Can you help me to round like the following?
10 -> 12
21 -> 22
22 -> 22
23 -> 32
34 -> 42
I tried answers from below, but all of them are rounding to next multiplier of a number:
-
1What have you tried so far? Please see: Why is “Can someone help me?” not an actual question?Brian McCutchon– Brian McCutchon2021-01-02 23:02:18 +00:00Commented Jan 2, 2021 at 23:02
Add a comment
|
4 Answers
You can compare the number mod 10 to 2; if less than or equal to 2, add 2 - num % 10 else add 12 - num % 10 to get to the nearest higher (or equal) number ending in 2:
def raise_to_two(num):
if num % 10 <= 2:
return num + 2 - num % 10
return num + 12 - num % 10
print(raise_to_two(10))
print(raise_to_two(21))
print(raise_to_two(22))
print(raise_to_two(23))
print(raise_to_two(34))
Output:
12
22
22
32
42
Note (thanks to @MarkDickinson for pointing this out) that because the python modulo operator always returns a positive number if the second argument (to the right of % is positive), you can simplify the above to
def raise_to_two(num):
return num + (2 - num) % 10
The output remains the same
4 Comments
Michael Hofmann
Just compare mod 2. If it is zero add 2, if it is one add 1.
Nick
@MichaelHofmann it's not rounding to the next multiple of 2, it's rounding to the next higher number which ends in 2.
Mark Dickinson
You could get rid of the branching here and just return
num + (2 - num) % 10Nick
@MarkDickinson thanks for that - I should have tested it because I can never seem to remember which languages return negative results for modulo when one input is negative.
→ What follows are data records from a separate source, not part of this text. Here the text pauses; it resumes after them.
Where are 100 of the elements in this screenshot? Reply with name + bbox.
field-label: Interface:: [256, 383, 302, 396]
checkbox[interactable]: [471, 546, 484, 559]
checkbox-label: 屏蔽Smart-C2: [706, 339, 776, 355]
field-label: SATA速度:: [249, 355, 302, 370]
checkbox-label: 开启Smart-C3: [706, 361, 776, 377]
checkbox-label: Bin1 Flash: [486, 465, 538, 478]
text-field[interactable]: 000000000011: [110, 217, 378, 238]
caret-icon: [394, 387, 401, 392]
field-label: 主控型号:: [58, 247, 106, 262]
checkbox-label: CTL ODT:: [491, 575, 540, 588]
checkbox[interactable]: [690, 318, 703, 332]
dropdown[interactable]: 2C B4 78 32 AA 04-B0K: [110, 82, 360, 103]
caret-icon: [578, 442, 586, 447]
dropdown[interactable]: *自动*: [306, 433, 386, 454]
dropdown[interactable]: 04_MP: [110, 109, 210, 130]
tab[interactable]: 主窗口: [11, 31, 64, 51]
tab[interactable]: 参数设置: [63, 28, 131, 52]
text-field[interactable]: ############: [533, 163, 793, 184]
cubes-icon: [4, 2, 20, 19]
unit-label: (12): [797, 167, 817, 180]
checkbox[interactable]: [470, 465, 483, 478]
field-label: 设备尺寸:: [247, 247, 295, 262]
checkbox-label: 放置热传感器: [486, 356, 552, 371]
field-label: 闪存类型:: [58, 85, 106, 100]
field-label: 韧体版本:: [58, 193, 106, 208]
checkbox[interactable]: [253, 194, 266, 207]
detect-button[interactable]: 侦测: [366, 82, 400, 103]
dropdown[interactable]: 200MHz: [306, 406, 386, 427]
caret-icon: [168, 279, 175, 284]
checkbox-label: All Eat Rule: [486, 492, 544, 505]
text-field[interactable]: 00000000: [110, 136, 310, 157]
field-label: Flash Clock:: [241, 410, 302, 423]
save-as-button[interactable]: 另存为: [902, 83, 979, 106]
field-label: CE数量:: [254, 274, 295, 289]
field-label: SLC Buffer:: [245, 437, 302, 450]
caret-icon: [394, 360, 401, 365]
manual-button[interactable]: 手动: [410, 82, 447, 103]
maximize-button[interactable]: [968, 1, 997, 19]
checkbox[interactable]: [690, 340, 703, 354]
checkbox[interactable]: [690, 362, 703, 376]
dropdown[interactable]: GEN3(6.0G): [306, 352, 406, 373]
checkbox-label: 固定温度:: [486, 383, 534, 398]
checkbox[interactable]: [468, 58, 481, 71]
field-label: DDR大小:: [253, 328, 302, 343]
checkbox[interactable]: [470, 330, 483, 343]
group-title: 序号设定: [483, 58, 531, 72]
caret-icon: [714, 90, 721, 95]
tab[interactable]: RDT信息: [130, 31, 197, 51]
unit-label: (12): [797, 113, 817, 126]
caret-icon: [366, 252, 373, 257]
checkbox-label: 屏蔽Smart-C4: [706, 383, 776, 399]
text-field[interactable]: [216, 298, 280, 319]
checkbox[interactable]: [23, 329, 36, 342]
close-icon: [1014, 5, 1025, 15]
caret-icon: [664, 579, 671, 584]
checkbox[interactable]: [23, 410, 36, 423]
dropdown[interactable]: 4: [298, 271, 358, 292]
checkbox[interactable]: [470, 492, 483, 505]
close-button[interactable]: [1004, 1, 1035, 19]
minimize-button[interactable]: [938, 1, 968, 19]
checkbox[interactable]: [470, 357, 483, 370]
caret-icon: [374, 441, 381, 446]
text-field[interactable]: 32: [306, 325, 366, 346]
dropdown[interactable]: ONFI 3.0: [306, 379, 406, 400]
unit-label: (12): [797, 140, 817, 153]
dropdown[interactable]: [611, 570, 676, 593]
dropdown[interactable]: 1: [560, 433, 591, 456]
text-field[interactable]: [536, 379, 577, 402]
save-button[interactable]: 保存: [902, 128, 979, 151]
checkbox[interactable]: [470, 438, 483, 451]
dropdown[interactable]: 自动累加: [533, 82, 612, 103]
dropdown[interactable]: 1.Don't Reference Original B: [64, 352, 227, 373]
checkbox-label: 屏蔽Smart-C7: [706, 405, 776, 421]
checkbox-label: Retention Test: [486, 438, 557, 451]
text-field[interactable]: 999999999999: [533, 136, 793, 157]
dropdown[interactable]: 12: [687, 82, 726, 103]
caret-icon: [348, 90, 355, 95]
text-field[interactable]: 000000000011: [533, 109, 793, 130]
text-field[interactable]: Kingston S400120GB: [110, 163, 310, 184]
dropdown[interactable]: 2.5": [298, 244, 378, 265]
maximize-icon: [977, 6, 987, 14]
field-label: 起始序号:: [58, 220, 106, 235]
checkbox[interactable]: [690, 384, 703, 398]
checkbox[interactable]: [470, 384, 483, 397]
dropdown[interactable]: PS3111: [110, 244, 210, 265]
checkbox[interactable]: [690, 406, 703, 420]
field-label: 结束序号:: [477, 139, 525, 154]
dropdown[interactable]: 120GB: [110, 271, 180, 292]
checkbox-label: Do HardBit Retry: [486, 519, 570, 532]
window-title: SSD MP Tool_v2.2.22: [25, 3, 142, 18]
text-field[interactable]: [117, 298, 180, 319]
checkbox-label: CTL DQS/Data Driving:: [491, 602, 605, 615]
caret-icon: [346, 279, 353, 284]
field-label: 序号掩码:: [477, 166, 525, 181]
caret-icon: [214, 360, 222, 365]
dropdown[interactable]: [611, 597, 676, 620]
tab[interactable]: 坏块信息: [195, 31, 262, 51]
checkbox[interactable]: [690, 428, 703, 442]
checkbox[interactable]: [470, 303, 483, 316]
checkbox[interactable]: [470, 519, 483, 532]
I've updated the answer.
import math
x = [10, 21, 22, 23, 34]
for n in x:
print((math.ceil((n-2)/10)*10)+2)
outputs:
12
22
22
32
42
4 Comments
Brian McCutchon
The parentheses around
math.ceil(...) * 10 are unnecessary.
couka
@BrianMcCutchon Yes, but improve readability in my opinion
wjandrea
@couka For best readability, you could use a separate variable and add spaces, like
out = math.ceil((n-2)/10)*10 + 2; print(out)couka
Well, readability vs shortness can be a trade-off and that's where the optimum is for me.
this should also work.
arr = [10, 21, 22, 23, 34]
for a in arr:
b = ((a-3) // 10) * 10 + 12
print(f"{a} -> {b}")
Comments
This is the code:
def round_by_two(number):
unitOfDecena = number // 10
residual = number % 10
if residual == 2:
requiredNumber = number
elif residual > 2:
requiredNumber = (unitOfDecena + 1)*10 + 2
else:
requiredNumber = unitOfDecena*10 + 2
return requiredNumber